Objectives: Nitric oxide synthesis is declined in cardiovascular and metabolic diseases associated with endothelial dysfunction such as type 2 diabetes, hypertension or congestive heart failure. The objectives were to validate a novel stable isotopic method for the determination of in-vivo nitric oxide synthesis and to evaluate differences in nitric oxide synthesis in obese patients with and without metabolic syndrome (MetSyn).
Methods: The new method, called oral nitrate test (ONT), measured the decay in saliva or urine samples of an oral dose of labelled sodium nitrate. The ONT method was compared to a validated method (frequent sampling arginine test, FSAT method) in 10 healthy adult volunteers (BMI range = 20.8-27.3 kg/m). The accuracy of the saliva ONT method was then tested by measuring nitric oxide synthesis in seven healthy, normal weight individuals, seven obese patients without MetSyn and seven obese patients with MetSyn.

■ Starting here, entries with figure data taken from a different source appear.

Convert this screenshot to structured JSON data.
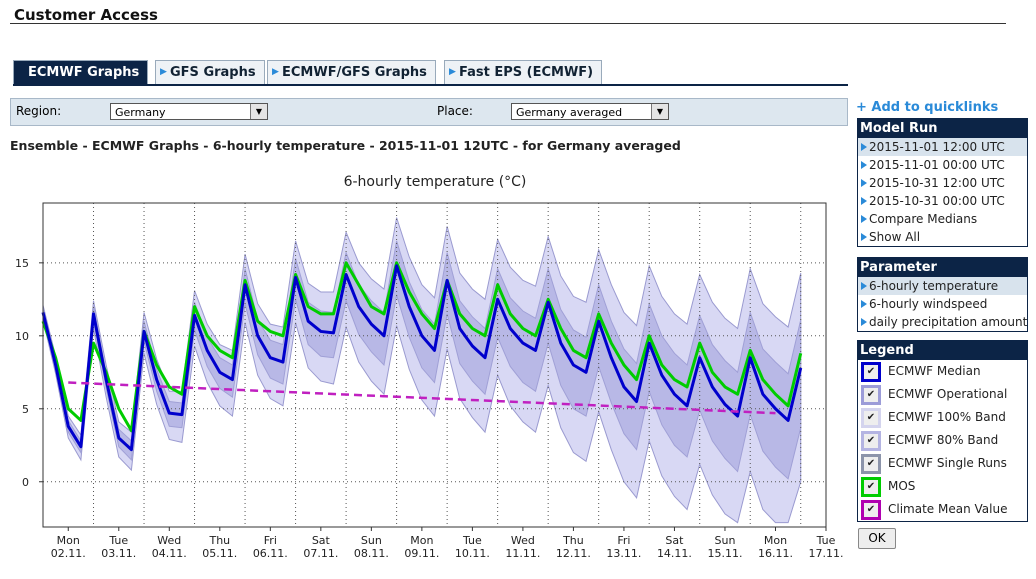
{
  "header": {
    "title": "Customer Access"
  },
  "tabs": [
    "ECMWF Graphs",
    "GFS Graphs",
    "ECMWF/GFS Graphs",
    "Fast EPS (ECMWF)"
  ],
  "filters": {
    "region_label": "Region:",
    "region_value": "Germany",
    "place_label": "Place:",
    "place_value": "Germany averaged"
  },
  "heading": "Ensemble - ECMWF Graphs - 6-hourly temperature - 2015-11-01 12UTC - for Germany averaged",
  "sidebar": {
    "quicklinks": "Add to quicklinks",
    "model_run": {
      "title": "Model Run",
      "items": [
        "2015-11-01 12:00 UTC",
        "2015-11-01 00:00 UTC",
        "2015-10-31 12:00 UTC",
        "2015-10-31 00:00 UTC",
        "Compare Medians",
        "Show All"
      ]
    },
    "parameter": {
      "title": "Parameter",
      "items": [
        "6-hourly temperature",
        "6-hourly windspeed",
        "daily precipitation amount"
      ]
    },
    "legend": {
      "title": "Legend",
      "items": [
        {
          "label": "ECMWF Median",
          "color": "#0000cc"
        },
        {
          "label": "ECMWF Operational",
          "color": "#9c9cd8"
        },
        {
          "label": "ECMWF 100% Band",
          "color": "#d4d4ee"
        },
        {
          "label": "ECMWF 80% Band",
          "color": "#b4b4e2"
        },
        {
          "label": "ECMWF Single Runs",
          "color": "#8c94aa"
        },
        {
          "label": "MOS",
          "color": "#00cc00"
        },
        {
          "label": "Climate Mean Value",
          "color": "#b000b0"
        }
      ]
    },
    "ok": "OK"
  },
  "chart_data": {
    "type": "line",
    "title": "6-hourly temperature (°C)",
    "x": [
      0,
      6,
      12,
      18,
      24,
      30,
      36,
      42,
      48,
      54,
      60,
      66,
      72,
      78,
      84,
      90,
      96,
      102,
      108,
      114,
      120,
      126,
      132,
      138,
      144,
      150,
      156,
      162,
      168,
      174,
      180,
      186,
      192,
      198,
      204,
      210,
      216,
      222,
      228,
      234,
      240,
      246,
      252,
      258,
      264,
      270,
      276,
      282,
      288,
      294,
      300,
      306,
      312,
      318,
      324,
      330,
      336,
      342,
      348,
      354,
      360
    ],
    "xlim": [
      0,
      372
    ],
    "xgrid": [
      24,
      48,
      72,
      96,
      120,
      144,
      168,
      192,
      216,
      240,
      264,
      288,
      312,
      336,
      360
    ],
    "xticks": [
      {
        "value": 12,
        "label": "Mon",
        "date": "02.11."
      },
      {
        "value": 36,
        "label": "Tue",
        "date": "03.11."
      },
      {
        "value": 60,
        "label": "Wed",
        "date": "04.11."
      },
      {
        "value": 84,
        "label": "Thu",
        "date": "05.11."
      },
      {
        "value": 108,
        "label": "Fri",
        "date": "06.11."
      },
      {
        "value": 132,
        "label": "Sat",
        "date": "07.11."
      },
      {
        "value": 156,
        "label": "Sun",
        "date": "08.11."
      },
      {
        "value": 180,
        "label": "Mon",
        "date": "09.11."
      },
      {
        "value": 204,
        "label": "Tue",
        "date": "10.11."
      },
      {
        "value": 228,
        "label": "Wed",
        "date": "11.11."
      },
      {
        "value": 252,
        "label": "Thu",
        "date": "12.11."
      },
      {
        "value": 276,
        "label": "Fri",
        "date": "13.11."
      },
      {
        "value": 300,
        "label": "Sat",
        "date": "14.11."
      },
      {
        "value": 324,
        "label": "Sun",
        "date": "15.11."
      },
      {
        "value": 348,
        "label": "Mon",
        "date": "16.11."
      },
      {
        "value": 372,
        "label": "Tue",
        "date": "17.11."
      }
    ],
    "ylim": [
      -3.1,
      19.1
    ],
    "yticks": [
      0,
      5,
      10,
      15
    ],
    "grid": true,
    "bands": [
      {
        "color": "#d8d8f4",
        "stroke": "#9a9ad0",
        "high": [
          12.1,
          8.6,
          4.5,
          3.2,
          12.4,
          8,
          4.1,
          3.4,
          11.6,
          8.4,
          6.2,
          6.2,
          13.1,
          10.8,
          9.4,
          9,
          15.6,
          12.2,
          10.8,
          10.6,
          16.5,
          13.6,
          13,
          13,
          17.1,
          15,
          13.9,
          13.2,
          18.1,
          15.4,
          13.5,
          12.6,
          17.5,
          14.3,
          13.2,
          12.5,
          16.6,
          14.7,
          13.8,
          13.4,
          16.8,
          14.1,
          12.7,
          12.3,
          15.9,
          13.5,
          11.6,
          10.7,
          14.8,
          12.7,
          11.5,
          10.8,
          14.2,
          12.3,
          11.2,
          10.5,
          14.6,
          12.2,
          11.3,
          10.6,
          14.3
        ],
        "low": [
          11.1,
          7.4,
          3,
          1.5,
          10.5,
          5.8,
          1.7,
          0.8,
          8.8,
          5.3,
          2.9,
          2.7,
          9.3,
          6.8,
          5.2,
          4.5,
          10.9,
          7.3,
          5.7,
          5.2,
          10.9,
          7.8,
          6.9,
          6.7,
          10.6,
          8.2,
          6.9,
          6,
          10.7,
          7.7,
          5.6,
          4.5,
          9.1,
          5.7,
          4.4,
          3.4,
          7.3,
          5.2,
          4.1,
          3.4,
          6.6,
          3.7,
          2,
          1.4,
          4.8,
          2.2,
          0,
          -1.1,
          2.8,
          0.4,
          -1,
          -1.9,
          1.2,
          -0.9,
          -2.2,
          -2.8,
          0.7,
          -1.9,
          -2.8,
          -2.8,
          0
        ]
      },
      {
        "color": "#b8b8e6",
        "stroke": "#a0a0d6",
        "high": [
          11.9,
          8.3,
          4.2,
          2.8,
          12,
          7.5,
          3.6,
          2.8,
          11,
          7.7,
          5.5,
          5.4,
          12.3,
          9.9,
          8.5,
          8,
          14.6,
          11.1,
          9.7,
          9.4,
          15.3,
          12.3,
          11.7,
          11.6,
          15.7,
          13.5,
          12.4,
          11.6,
          16.5,
          13.7,
          11.8,
          10.8,
          15.7,
          12.4,
          11.3,
          10.5,
          14.6,
          12.6,
          11.7,
          11.2,
          14.6,
          11.8,
          10.4,
          9.9,
          13.5,
          11,
          9.1,
          8.1,
          12.2,
          10,
          8.8,
          8,
          11.4,
          9.4,
          8.3,
          7.5,
          11.6,
          9.1,
          8.2,
          7.4,
          11.1
        ],
        "low": [
          11.4,
          7.7,
          3.4,
          2,
          11,
          6.4,
          2.4,
          1.5,
          9.6,
          6.2,
          3.8,
          3.7,
          10.4,
          7.9,
          6.4,
          5.8,
          12.2,
          8.7,
          7.1,
          6.7,
          12.5,
          9.4,
          8.6,
          8.5,
          12.4,
          10.1,
          8.9,
          8,
          12.8,
          9.9,
          7.8,
          6.8,
          11.5,
          8.1,
          6.9,
          6,
          9.9,
          7.9,
          6.8,
          6.2,
          9.5,
          6.6,
          5,
          4.5,
          7.9,
          5.4,
          3.3,
          2.2,
          6.2,
          3.9,
          2.5,
          1.7,
          4.9,
          2.8,
          1.6,
          0.7,
          4.6,
          2.1,
          1,
          0.2,
          3.7
        ]
      }
    ],
    "series": [
      {
        "color": "#00cc00",
        "width": 3,
        "values": [
          11,
          8.5,
          5,
          4.2,
          9.5,
          7.5,
          5,
          3.5,
          10.3,
          8,
          6.5,
          6,
          12,
          10,
          9,
          8.5,
          13.8,
          11,
          10.3,
          10,
          14.2,
          12,
          11.5,
          11.5,
          15,
          13.5,
          12,
          11.5,
          15,
          13,
          11.5,
          10.5,
          13.8,
          11.5,
          10.5,
          10,
          13.5,
          11.5,
          10.5,
          10,
          12.5,
          10.5,
          9,
          8.5,
          11.5,
          9.5,
          8,
          7,
          10,
          8,
          7,
          6.5,
          9.5,
          7.5,
          6.5,
          6,
          9,
          7,
          6,
          5.2,
          8.8
        ]
      },
      {
        "color": "#0000cc",
        "width": 3,
        "values": [
          11.6,
          8,
          3.8,
          2.4,
          11.5,
          7,
          3,
          2.2,
          10.3,
          7,
          4.7,
          4.6,
          11.4,
          9,
          7.5,
          7,
          13.5,
          10,
          8.5,
          8.2,
          14,
          11,
          10.3,
          10.2,
          14.2,
          12,
          10.8,
          10,
          14.8,
          12,
          10,
          9,
          13.8,
          10.5,
          9.3,
          8.5,
          12.5,
          10.5,
          9.5,
          9,
          12.3,
          9.5,
          8,
          7.5,
          11,
          8.5,
          6.5,
          5.5,
          9.5,
          7.3,
          6,
          5.2,
          8.5,
          6.5,
          5.3,
          4.5,
          8.5,
          6,
          5,
          4.2,
          7.8
        ]
      },
      {
        "color": "#c020c0",
        "width": 2.5,
        "dashed": true,
        "x": [
          12,
          348
        ],
        "values": [
          6.8,
          4.7
        ]
      }
    ]
  }
}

Results: The estimated rate of nitric oxide synthesis was 0.63 ± 0.20 μmol/h per kg from the data obtained from saliva, and 0.50 ± 0.14 μmol/h per kg from urine. The agreement of the saliva ONT method with the FSAT method (Δ = +0.02 ± 0.24; P = 0.79) was superior to the urine ONT method (Δ = -0.11 ± 0.20; P = 0.13). Obese patients with MetSyn had a significantly lower nitric oxide production rate (0.21 ± 0.13 μmol/h per kg; P = 0.009) than healthy normal weight individuals (0.63 ± 0.30 μmol/h per kg), whereas nitric oxide production rate was intermediate in obese patients without MetSyn (0.49 ± 0.22 μmol/h per kg; P = 0.33).
Conclusion: The advantages of the new saliva ONT method are its accuracy, sensitivity and lack of invasiveness, which could make it a reference method for the assessment of in-vivo rates of whole-body nitric oxide synthesis.